LIBYE : Pour l'homme fort le maréchal Khalifa Haftar, la paix et la stabilité sont au bout du fusil et non du dialogue

Le maréchal Khalifa Haftar, chef de l'Armée nationale libyenne (ANL), une force armée implantée dans l'Est de la Libye, a estimé, samedi, 14 octobre, qu'il ne voyait aucun "signe" indiquant que l'actuel dialogue parrainé par l'ONU pourrait être la seule solution à la crise politique dans son pays. Samedi, justement, s'ouvrait, à Tunis, un dialogue entre différentes parties au conflit, sous l'égide des Nations-Unies.

"Les menaces les plus directes à la sécurité sont la prolifération des armes et la domination de groupes armés qui opèrent en dehors de l'autorité de l'Etat.
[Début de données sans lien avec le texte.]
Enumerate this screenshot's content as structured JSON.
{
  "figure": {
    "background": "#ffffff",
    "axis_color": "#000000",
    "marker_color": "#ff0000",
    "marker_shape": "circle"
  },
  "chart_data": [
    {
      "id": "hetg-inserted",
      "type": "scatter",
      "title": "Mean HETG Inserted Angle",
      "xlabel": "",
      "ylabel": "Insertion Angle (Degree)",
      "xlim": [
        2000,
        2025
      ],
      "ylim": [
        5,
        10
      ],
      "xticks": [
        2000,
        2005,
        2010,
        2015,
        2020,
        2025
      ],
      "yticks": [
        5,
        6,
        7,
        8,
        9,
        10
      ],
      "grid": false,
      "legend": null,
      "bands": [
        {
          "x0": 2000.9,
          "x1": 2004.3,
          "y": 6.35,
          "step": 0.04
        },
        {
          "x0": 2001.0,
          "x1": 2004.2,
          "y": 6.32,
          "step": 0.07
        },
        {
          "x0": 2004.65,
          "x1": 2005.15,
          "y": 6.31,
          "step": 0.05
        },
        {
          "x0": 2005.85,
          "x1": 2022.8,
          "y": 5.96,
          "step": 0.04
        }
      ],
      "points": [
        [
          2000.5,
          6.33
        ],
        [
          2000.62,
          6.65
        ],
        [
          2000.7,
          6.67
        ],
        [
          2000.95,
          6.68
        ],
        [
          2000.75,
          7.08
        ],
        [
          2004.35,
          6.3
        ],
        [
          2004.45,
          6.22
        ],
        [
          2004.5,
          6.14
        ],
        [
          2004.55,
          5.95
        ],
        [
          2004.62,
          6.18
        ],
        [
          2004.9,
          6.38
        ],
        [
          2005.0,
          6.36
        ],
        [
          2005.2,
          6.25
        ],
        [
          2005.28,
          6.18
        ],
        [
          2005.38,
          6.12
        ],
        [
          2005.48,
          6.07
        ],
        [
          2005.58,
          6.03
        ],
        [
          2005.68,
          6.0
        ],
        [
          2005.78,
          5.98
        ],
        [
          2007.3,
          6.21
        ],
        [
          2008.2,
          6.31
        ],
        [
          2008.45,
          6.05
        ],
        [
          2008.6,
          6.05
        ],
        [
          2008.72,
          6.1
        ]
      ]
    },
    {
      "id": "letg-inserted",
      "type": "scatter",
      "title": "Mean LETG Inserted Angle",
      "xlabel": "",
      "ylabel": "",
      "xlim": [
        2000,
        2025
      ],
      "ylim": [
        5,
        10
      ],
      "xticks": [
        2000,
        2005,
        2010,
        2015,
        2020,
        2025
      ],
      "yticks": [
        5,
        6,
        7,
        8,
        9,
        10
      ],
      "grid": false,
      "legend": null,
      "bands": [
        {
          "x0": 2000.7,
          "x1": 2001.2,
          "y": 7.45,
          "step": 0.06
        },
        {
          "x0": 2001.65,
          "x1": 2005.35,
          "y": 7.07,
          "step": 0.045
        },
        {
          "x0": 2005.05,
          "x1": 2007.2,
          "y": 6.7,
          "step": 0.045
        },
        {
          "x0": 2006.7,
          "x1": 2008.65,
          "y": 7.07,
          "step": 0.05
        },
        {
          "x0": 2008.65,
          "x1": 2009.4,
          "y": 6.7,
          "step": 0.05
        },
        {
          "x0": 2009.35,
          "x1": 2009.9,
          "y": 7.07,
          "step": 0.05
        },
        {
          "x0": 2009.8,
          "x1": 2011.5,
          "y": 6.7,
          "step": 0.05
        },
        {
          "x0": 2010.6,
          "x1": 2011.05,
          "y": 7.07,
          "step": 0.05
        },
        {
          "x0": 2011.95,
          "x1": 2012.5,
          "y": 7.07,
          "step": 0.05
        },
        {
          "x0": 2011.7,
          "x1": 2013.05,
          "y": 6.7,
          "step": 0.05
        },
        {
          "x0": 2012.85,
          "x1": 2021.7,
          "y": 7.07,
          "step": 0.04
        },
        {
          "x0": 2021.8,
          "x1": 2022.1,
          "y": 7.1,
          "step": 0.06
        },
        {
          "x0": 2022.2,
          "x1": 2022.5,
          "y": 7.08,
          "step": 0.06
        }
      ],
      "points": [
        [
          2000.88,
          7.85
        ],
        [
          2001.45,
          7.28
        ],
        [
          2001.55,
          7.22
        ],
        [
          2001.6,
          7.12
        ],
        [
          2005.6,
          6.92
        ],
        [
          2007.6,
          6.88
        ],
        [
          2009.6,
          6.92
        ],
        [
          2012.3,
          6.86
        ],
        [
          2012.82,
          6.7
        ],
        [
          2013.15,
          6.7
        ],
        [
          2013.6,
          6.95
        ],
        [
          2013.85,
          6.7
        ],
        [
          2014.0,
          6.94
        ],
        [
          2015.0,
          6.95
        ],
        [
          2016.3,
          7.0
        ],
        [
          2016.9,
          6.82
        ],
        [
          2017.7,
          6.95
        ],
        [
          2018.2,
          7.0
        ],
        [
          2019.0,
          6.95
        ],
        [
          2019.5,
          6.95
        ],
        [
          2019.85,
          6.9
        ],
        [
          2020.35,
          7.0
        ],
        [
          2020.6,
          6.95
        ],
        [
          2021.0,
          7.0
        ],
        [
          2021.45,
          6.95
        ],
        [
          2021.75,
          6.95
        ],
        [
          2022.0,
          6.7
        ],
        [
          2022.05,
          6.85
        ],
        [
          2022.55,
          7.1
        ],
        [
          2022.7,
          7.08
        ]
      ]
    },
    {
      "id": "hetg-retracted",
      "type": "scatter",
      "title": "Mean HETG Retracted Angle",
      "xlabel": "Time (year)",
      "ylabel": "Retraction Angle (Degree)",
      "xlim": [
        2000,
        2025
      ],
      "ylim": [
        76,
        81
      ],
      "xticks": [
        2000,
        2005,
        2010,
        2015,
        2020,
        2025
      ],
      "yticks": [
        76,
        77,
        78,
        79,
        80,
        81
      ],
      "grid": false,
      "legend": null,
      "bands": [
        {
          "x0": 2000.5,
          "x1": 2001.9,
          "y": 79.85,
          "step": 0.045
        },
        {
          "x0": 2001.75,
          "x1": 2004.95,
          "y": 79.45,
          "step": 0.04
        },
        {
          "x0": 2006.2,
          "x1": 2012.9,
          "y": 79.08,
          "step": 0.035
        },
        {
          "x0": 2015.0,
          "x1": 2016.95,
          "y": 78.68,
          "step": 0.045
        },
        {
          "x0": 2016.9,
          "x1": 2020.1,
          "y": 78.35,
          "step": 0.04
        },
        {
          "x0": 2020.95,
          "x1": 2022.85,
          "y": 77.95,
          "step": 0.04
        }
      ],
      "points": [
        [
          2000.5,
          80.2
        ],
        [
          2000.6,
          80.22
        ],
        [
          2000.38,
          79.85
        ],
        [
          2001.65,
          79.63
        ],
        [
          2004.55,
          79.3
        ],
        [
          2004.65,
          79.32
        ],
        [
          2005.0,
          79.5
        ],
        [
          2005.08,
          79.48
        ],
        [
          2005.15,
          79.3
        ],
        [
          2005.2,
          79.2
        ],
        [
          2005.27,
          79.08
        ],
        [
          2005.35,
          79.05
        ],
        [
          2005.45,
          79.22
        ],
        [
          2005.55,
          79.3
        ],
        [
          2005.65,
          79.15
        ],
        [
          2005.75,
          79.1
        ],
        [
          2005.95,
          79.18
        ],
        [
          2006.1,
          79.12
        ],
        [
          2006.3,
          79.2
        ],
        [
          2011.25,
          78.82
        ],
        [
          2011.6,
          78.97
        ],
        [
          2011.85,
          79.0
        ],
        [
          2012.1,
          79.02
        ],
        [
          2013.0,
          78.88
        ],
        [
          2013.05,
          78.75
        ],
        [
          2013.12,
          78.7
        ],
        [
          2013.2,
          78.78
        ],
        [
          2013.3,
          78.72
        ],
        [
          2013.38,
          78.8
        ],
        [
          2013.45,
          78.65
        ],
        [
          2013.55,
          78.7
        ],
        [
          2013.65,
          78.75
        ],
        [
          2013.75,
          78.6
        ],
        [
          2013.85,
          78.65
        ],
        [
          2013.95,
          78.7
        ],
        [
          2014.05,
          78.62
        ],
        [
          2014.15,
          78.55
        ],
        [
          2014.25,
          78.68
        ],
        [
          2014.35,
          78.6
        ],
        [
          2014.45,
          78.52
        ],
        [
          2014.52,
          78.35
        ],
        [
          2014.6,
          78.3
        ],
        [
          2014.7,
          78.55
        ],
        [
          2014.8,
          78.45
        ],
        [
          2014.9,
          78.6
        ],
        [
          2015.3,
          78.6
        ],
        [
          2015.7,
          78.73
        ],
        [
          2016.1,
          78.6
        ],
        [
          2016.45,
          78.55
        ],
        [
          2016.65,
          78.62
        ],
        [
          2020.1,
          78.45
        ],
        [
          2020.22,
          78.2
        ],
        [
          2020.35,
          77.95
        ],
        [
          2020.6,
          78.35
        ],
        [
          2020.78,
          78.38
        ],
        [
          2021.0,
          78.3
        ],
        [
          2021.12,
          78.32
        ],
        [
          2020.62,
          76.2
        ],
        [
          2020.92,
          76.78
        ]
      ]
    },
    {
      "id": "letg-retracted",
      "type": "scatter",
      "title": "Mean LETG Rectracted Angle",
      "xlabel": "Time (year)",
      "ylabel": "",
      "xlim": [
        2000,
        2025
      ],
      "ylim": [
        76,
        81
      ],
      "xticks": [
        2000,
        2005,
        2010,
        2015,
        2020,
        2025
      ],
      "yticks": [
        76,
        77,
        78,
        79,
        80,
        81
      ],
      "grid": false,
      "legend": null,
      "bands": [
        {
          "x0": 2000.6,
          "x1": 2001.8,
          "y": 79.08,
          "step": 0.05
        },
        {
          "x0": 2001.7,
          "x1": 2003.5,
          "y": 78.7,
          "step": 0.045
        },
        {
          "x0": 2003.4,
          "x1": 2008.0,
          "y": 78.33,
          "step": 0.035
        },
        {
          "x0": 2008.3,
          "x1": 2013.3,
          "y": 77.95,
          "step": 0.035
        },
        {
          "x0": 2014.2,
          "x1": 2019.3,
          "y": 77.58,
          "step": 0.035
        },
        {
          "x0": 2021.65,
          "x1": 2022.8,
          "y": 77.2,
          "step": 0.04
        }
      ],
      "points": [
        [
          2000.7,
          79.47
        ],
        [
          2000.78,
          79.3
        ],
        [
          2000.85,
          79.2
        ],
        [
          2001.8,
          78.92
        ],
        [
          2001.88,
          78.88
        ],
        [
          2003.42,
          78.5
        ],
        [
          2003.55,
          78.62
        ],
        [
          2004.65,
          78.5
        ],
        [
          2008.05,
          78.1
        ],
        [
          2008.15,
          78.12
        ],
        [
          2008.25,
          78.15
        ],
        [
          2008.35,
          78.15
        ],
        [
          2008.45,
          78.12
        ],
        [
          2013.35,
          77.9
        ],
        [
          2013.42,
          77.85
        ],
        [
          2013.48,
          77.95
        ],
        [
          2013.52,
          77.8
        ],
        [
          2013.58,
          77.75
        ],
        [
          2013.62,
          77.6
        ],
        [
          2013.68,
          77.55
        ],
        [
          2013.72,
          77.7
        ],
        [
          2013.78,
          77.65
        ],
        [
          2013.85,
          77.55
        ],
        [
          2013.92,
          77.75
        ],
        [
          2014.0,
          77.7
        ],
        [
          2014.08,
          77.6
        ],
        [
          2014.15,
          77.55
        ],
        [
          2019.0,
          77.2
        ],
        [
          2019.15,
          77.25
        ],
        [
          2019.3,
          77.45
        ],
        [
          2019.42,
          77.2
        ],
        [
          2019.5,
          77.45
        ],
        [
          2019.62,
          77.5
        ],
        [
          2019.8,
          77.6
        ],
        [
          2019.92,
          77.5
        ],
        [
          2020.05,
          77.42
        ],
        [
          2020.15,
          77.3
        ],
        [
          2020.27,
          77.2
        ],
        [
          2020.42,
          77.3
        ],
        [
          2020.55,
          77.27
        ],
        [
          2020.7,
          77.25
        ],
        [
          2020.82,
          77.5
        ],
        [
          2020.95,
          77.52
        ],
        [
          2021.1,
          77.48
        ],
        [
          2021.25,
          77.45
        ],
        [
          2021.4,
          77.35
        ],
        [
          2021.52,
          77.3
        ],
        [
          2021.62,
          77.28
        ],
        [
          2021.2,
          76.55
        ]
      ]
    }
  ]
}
Le pays est encore gravement affaibli dans ses structures institutionnelles à cause de la grave division entre les partis politiques en conflit", a-t-il dit dans un discours prononcé à l'ouverture d'une conférence sur la sécurité à Benghazi (Est).

Le Libanais, Ghassan Salamé (sur notre photo avec Khalifa Haftar), qui est le chef de la mission onusienne en Libye, a proposé en septembre dernier, un plan d'action portant sur des amendements à l'accord politique de décembre 2015, la tenue d'une conférence nationale sous l'égide de l'ONU réunissant toutes les factions politiques, l'adoption d'une Constitution ainsi que l'organisation des élections présidentielle et législatives, d'ici fin juillet 2018.

Malheureusement, le maréchal Haftar qu'il avait rencontré le 5 octobre, à Benghazi, pour discuter des progrès de la première phase de la nouvelle feuille de route, ne semble guère convaincu par le volontarisme affiché des Nations-Unies. En homme de terrain et de surcroît chef de guerre, il pense que la paix en Libye sera au bout du fusil et non du dialogue, sinon, après plusieurs conférences sur le dialogue inter-libyen, on serait, déjà, très loin.